Mathieu Kassovitz a besoin de sujets forts pour donner la pleine mesure de ses talents de metteur en scène, de conteur et de polémiste. C’était le cas de La Haine, film coup de poing sur le malaise des banlieues et culte de toute une génération, ainsi que d’Assassins, film sur la transmission de la violence et charge au vitriol de la société des médias. Enfant terrible du cinéma français dans ces circonstances, Mathieu Kassovitz sait aussi manifester ses capacités de technicien et ses compétences de réalisateur de divertissements, comme ce fut le cas pour Les rivières pourpres dans le registre du thriller et de Gothika dans celui du cinéma d’horreur. Mais il n’est cependant jamais meilleur que quand il provoque la controverse, suscite le débat. On l’avait laissé moribond à la suite de Babylon A.D., naufrage artistique où il s’est retrouvé piégé entre une relation conflictuelle avec son acteur principal, Vin Diesel et un studio sourd à ses appels au secours. Il y avait pourtant dans le roman de Maurice G. Dantec de quoi permettre un grand film, conte philosophique, technologique, religieux et politique. Mais le pari était sans doute trop ambitieux que de vouloir adapter tous les niveaux de réflexion du livre sur grand écran.

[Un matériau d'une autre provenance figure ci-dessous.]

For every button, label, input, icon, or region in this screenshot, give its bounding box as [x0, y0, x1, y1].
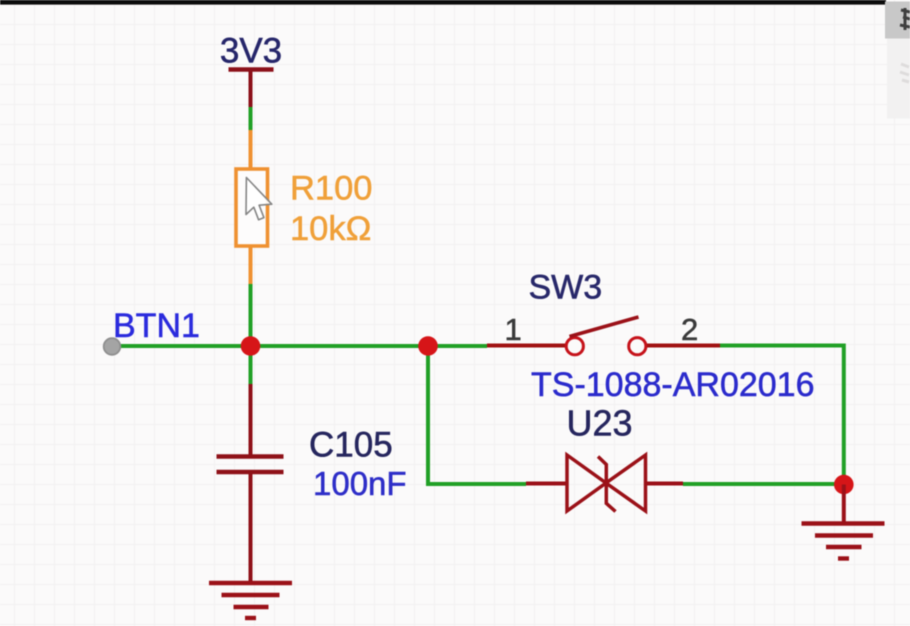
ground symbol (right) [802, 524, 885, 559]
resistor R100 body [236, 169, 268, 246]
pin 2 of R100 (orange stub) [249, 246, 253, 284]
svg-text:3V3: 3V3 [220, 32, 282, 71]
svg-text:TS-1088-AR02016: TS-1088-AR02016 [531, 366, 815, 404]
junction node A (R100/C105/BTN1) [241, 336, 261, 356]
pin stub from 3V3 symbol [249, 70, 253, 108]
top black bar [0, 0, 886, 5]
pin stub left of U23 [526, 482, 567, 486]
pin 1 wire of SW3 [487, 344, 565, 348]
switch contact circle right [629, 338, 646, 355]
svg-text:U23: U23 [567, 403, 633, 444]
switch SW3 [487, 312, 722, 355]
left triangle [567, 455, 606, 511]
wire BTN1 horizontal net [112, 344, 487, 348]
svg-text:R100: R100 [290, 170, 372, 208]
wire (U23 to node C) [683, 482, 844, 486]
pin 1 of C105 (dark red stub) [249, 384, 253, 455]
pin stub to right ground [842, 485, 846, 524]
svg-text:C105: C105 [309, 426, 393, 465]
wire (R100 to node BTN1) [249, 284, 253, 347]
svg-text:100nF: 100nF [313, 465, 407, 502]
switch lever [570, 317, 639, 337]
svg-text:2: 2 [681, 312, 698, 347]
capacitor C105 top plate [217, 454, 284, 459]
junction node B (BTN1/switch/diode) [418, 336, 438, 356]
wire (SW3 pin2 to node C, with corner) [720, 346, 844, 485]
wire (3V3 to R100, green segment) [249, 107, 253, 130]
wire (to diode left) [426, 482, 526, 486]
svg-text:1: 1 [505, 312, 522, 347]
TVS diode U23 [526, 455, 683, 512]
pin 2 wire of SW3 [647, 344, 722, 348]
capacitor C105 bottom plate [217, 470, 284, 475]
wire (node B down) [426, 346, 430, 484]
ground symbol (left, below C105) [209, 583, 292, 618]
svg-text:SW3: SW3 [529, 269, 603, 307]
switch contact circle left [566, 338, 583, 355]
pin 1 of R100 (orange stub) [249, 130, 253, 169]
top-right overlay panel [885, 2, 910, 119]
svg-text:10kΩ: 10kΩ [290, 210, 371, 248]
zener bar with hooks [598, 457, 616, 512]
wire (node A down to C105) [249, 346, 253, 384]
mouse cursor [246, 178, 272, 220]
pin 2 of C105 (dark red stub to ground) [249, 472, 253, 582]
junction node C (SW3/U23/GND) [834, 475, 854, 495]
pin stub right of U23 [646, 482, 684, 486]
svg-text:BTN1: BTN1 [113, 307, 200, 345]
right triangle [606, 455, 646, 511]
power symbol 3V3 bar [229, 67, 274, 72]
pin connection circle BTN1 [104, 338, 121, 355]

On retrouve avec L’ordre et la morale un Mathieu Kassovitz engagé qui a parfaitement mesuré le potentiel à la fois politique, humain et cinématographique d’un sujet tombé dans les oubliettes de la mémoire collective, les événements de la grotte d’Ouvéa. En 1988, en plein entre-deux-tours de l’élection présidentielle qui opposait Chirac à Mitterrand, 27 gendarmes sont pris en otages par des indépendantistes kanaks en Nouvelle-Calédonie. A quelques jours du scrutin, un assaut est ordonné pour régler la situation alors que les négociations menées par Philippe Legorjus pour le G.I.G.N. étaient en passe de trouver une solution de sortie de crise. En 2 H 15, Mathieu Kassovitz réussit l’exploit de rendre compte de ce dossier lourd et complexe de façon intelligible et parfaitement lisible, malgré une masse d’informations, d’enjeux et de personnages considérable. En se plaçant du point de vue central de Philippe Legorjus, il analyse les différents sphères qui sont intervenues dans cette crise – l’armée, le GIGN, la politique et les Kanaks -, sans caricature ni simplification.
Le réalisateur n’est toutefois pas tout-à-fait neutre dans son point de vue, se situant clairement du côté des kanaks. Si de nombreuses zones d’ombres persistent quant aux circonstances de l’assaut, Mathieu Kassovitz suggère que des exécutions sommaires ont eu lieu a posteriori, justifiant ainsi le nombre élevés de victimes parmi les preneurs d’otages. Le contexte plus global précédant les événements ainsi que les raisons de la présence métropolitaine sur l’île, liées à la présence du nickel, ne sont pas explicitées clairement. L’ordre et la morale permet ainsi à l’exemple kanak d’accéder à une valeur universelle. Celle de tout peuple luttant pour des valeurs culturelles et identitaires contre le pouvoir des dirigeants dictés par des intérêts strictement économiques. Plus de vingt ans après les événements d’Ouvéa, au regard de la crise financière et énergétique que traverse le monde actuel, le message véhiculé par le film n’en est que plus percutant et difficilement contestable.
Mais au-delà de son aspect de «film dossier» ou de sujet à thèse, L’ordre et la Morale est surtout et avant tout un grand film de cinéma, dense, nerveux et spectaculaire. Mathieu Kassovitz, s’il se met entièrement à la disposition de son sujet n’en oublie pas pour autant de produire de la mise en scène. Du flash forward initial tourné à l’envers, en passant par l’attaque de la gendarmerie et l’assaut en plans séquences, la réalisation évite la surenchère tape à l’œil pour servir le récit, c’est-à-dire aller d’un point A à un point B de la manière la plus adéquate possible. Mathieu Kassovitz nous rappelle au passage qu’il est aussi un très bon acteur, ce qui n’est malheureusement pas le cas de toute la distribution, pas intégralement professionnelle et qui souffre d’une direction un peu aléatoire.